Guerrilla PR 2.0 by Michael Levine

Guerrilla PR 2.0 by Michael Levine

Author:Michael Levine [Levine, Michael]
Language: eng
Format: epub
ISBN: 2135550000
Publisher: HarperCollins
Published: 0101-01-01T00:00:00+00:00


Read twenty Op-Ed pieces, and you’ll see what I mean. The following is an example of an actual Op-Ed piece I wrote that ran in several publications. Notice how I build on my theme from paragraph to paragraph. Though this piece wasn’t directly about me or my business, it served to augment my standing within the P.R. and business communities.

* * *

THE CASE FOR INTERNSHIPS

by Michael Levine

America may be the Land of Opportunity, but this is also the Land of the Big Trade-Off. Sure, you can have that nice house, but you’re going to have to become a mortgage slave to keep it. You can drive that fancy sports car, but you’ll have to fork over an insurance premium as hefty as the GNP of some Third World nations. The Bible says that in life, if you want honey, you get bees with stingers. For anything worth having, there’s a price to pay. It’s the same with a career. Most professional positions require experience, but in this classic Catch–22, how does a young college student or graduate gain that experience? Well, it’s just as Mark Twain said: “Never let school interfere with your education.”
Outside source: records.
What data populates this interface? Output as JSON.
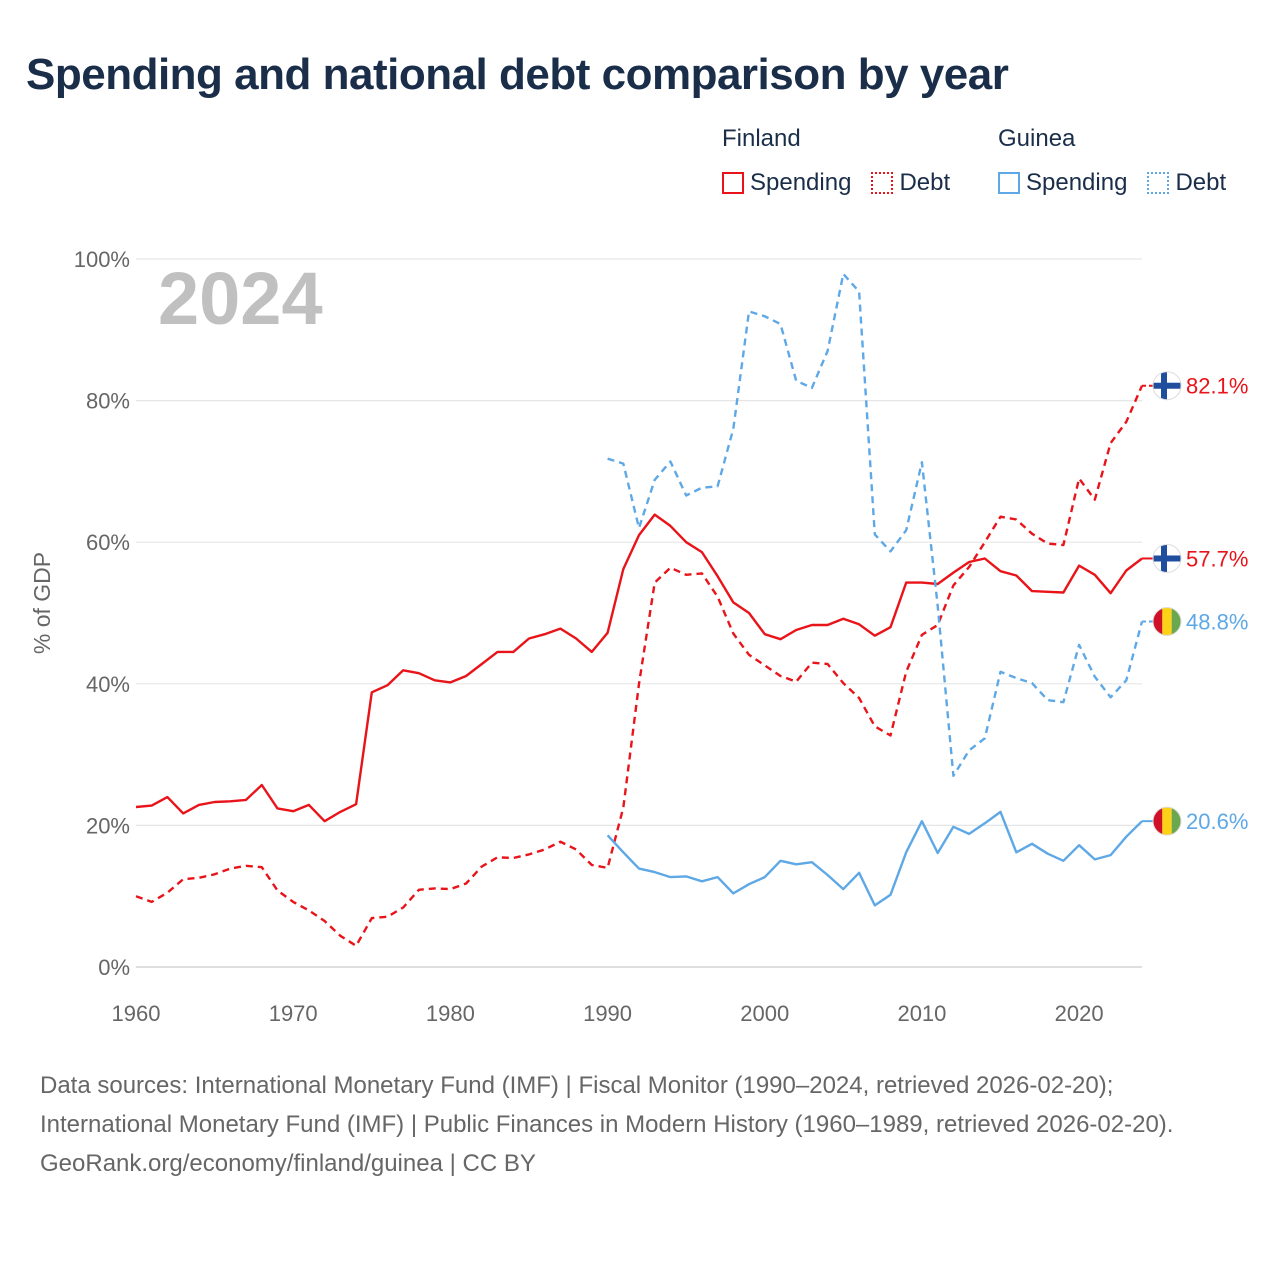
{
  "title": "Spending and national debt comparison by year",
  "colors": {
    "finland": "#e8141a",
    "guinea": "#5ea8e6",
    "title": "#1a2e4a",
    "axis_text": "#666666",
    "year_watermark": "#c0c0c0"
  },
  "legend": [
    {
      "country": "Finland",
      "color": "#e8141a",
      "items": [
        {
          "label": "Spending",
          "style": "solid"
        },
        {
          "label": "Debt",
          "style": "dotted"
        }
      ]
    },
    {
      "country": "Guinea",
      "color": "#5ea8e6",
      "items": [
        {
          "label": "Spending",
          "style": "solid"
        },
        {
          "label": "Debt",
          "style": "dotted"
        }
      ]
    }
  ],
  "chart_data": {
    "type": "line",
    "title": "Spending and national debt comparison by year",
    "current_year_label": "2024",
    "ylabel": "% of GDP",
    "xlabel": "",
    "xlim": [
      1960,
      2024
    ],
    "ylim": [
      0,
      100
    ],
    "x_ticks": [
      1960,
      1970,
      1980,
      1990,
      2000,
      2010,
      2020
    ],
    "y_ticks": [
      0,
      20,
      40,
      60,
      80,
      100
    ],
    "y_tick_labels": [
      "0%",
      "20%",
      "40%",
      "60%",
      "80%",
      "100%"
    ],
    "series": [
      {
        "name": "Finland Spending",
        "country": "Finland",
        "flag": "finland",
        "color": "#e8141a",
        "dash": false,
        "end_label": "57.7%",
        "start_year": 1960,
        "values": [
          22.6,
          22.8,
          24.0,
          21.7,
          22.9,
          23.3,
          23.4,
          23.6,
          25.7,
          22.4,
          22.0,
          22.9,
          20.6,
          21.9,
          23.0,
          38.8,
          39.8,
          41.9,
          41.5,
          40.5,
          40.2,
          41.1,
          42.8,
          44.5,
          44.5,
          46.4,
          47.0,
          47.8,
          46.4,
          44.5,
          47.2,
          56.2,
          61.0,
          63.9,
          62.3,
          60.0,
          58.6,
          55.2,
          51.5,
          50.0,
          47.0,
          46.3,
          47.6,
          48.3,
          48.3,
          49.2,
          48.4,
          46.8,
          48.0,
          54.3,
          54.3,
          54.1,
          55.7,
          57.2,
          57.7,
          55.9,
          55.3,
          53.1,
          53.0,
          52.9,
          56.7,
          55.4,
          52.8,
          56.0,
          57.7
        ]
      },
      {
        "name": "Finland Debt",
        "country": "Finland",
        "flag": "finland",
        "color": "#e8141a",
        "dash": true,
        "end_label": "82.1%",
        "start_year": 1960,
        "values": [
          10.0,
          9.2,
          10.5,
          12.4,
          12.6,
          13.1,
          13.9,
          14.3,
          14.1,
          10.8,
          9.2,
          8.0,
          6.5,
          4.4,
          3.0,
          6.9,
          7.1,
          8.4,
          10.9,
          11.1,
          11.0,
          11.8,
          14.2,
          15.5,
          15.4,
          15.9,
          16.6,
          17.7,
          16.6,
          14.4,
          14.0,
          22.5,
          40.0,
          54.3,
          56.4,
          55.4,
          55.6,
          52.3,
          47.1,
          44.1,
          42.6,
          41.1,
          40.3,
          43.0,
          42.8,
          40.1,
          38.0,
          34.0,
          32.7,
          41.7,
          46.9,
          48.3,
          53.9,
          56.5,
          60.0,
          63.6,
          63.2,
          61.2,
          59.8,
          59.6,
          69.0,
          66.0,
          74.0,
          77.0,
          82.1
        ]
      },
      {
        "name": "Guinea Spending",
        "country": "Guinea",
        "flag": "guinea",
        "color": "#5ea8e6",
        "dash": false,
        "end_label": "20.6%",
        "start_year": 1990,
        "values": [
          18.6,
          16.2,
          13.9,
          13.4,
          12.7,
          12.8,
          12.1,
          12.7,
          10.4,
          11.7,
          12.7,
          15.0,
          14.5,
          14.8,
          13.0,
          11.0,
          13.3,
          8.7,
          10.2,
          16.2,
          20.6,
          16.1,
          19.8,
          18.8,
          20.3,
          21.9,
          16.2,
          17.4,
          16.0,
          15.0,
          17.2,
          15.2,
          15.8,
          18.4,
          20.6
        ]
      },
      {
        "name": "Guinea Debt",
        "country": "Guinea",
        "flag": "guinea",
        "color": "#5ea8e6",
        "dash": true,
        "end_label": "48.8%",
        "start_year": 1990,
        "values": [
          71.8,
          71.1,
          62.0,
          68.8,
          71.4,
          66.6,
          67.7,
          67.9,
          76.0,
          92.6,
          91.9,
          90.8,
          82.8,
          81.8,
          87.0,
          97.9,
          95.4,
          61.1,
          58.7,
          61.7,
          71.3,
          51.0,
          27.0,
          30.6,
          32.3,
          41.7,
          40.8,
          40.1,
          37.7,
          37.4,
          45.5,
          41.0,
          38.1,
          40.5,
          48.8
        ]
      }
    ]
  },
  "footer": {
    "sources": "Data sources: International Monetary Fund (IMF) | Fiscal Monitor (1990–2024, retrieved 2026-02-20); International Monetary Fund (IMF) | Public Finances in Modern History (1960–1989, retrieved 2026-02-20).",
    "credit": "GeoRank.org/economy/finland/guinea | CC BY"
  }
}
I believe the intern programs in place at companies like Coca-Cola, Procter & Gamble, CBS, and my own provide the best chance for young people to enter and grow in many professions. Although the work is demanding, with little or no immediate financial return, interning is a textbook example of a win-win situation.

When a young student comes to my public relations company and tells me he’s willing to intern, a distinctly modern social contract is entered into. Though he is not a servant, and I am not a teacher, if he does some unpaid work, we’ll do some teaching. The company gets the opportunity to observe eager and smart young people who energize the company. Like a farm team, interns are prospective employees, and we get to watch them in action.

For the intern, the rewards are far greater.

First, most interns are college students, and nearly all receive valuable college credit for their services. Beyond that, interning teaches the neophyte how to function in a complex, real-life, adult business environment. Derek Jeter could have studied the physics of baseball for years in a classroom, but he never would have won World Series or MVP awards if he’d never stepped up to the plate, literally. No classroom can substitute for visceral, palpable learning in an authentic setting.

Problem solving, initiative, creativity, and cooperation are all fostered as the intern struggles to carve a niche for herself. To make it as an intern, one must embody the qualities of any effective worker, and the rewards go far beyond the merely educational. Many interns go on to highly successful careers.

Interning is practical. In an ever-tightening job market, it provides career preparation, and enables a young professional to develop marketable skills and demonstrate potential to a prospective employer.

But beyond the practicalities, there’s a bigger picture that needs to be addressed.

For too many, America has become the Land of the Freeloader and the Home of the Lazy.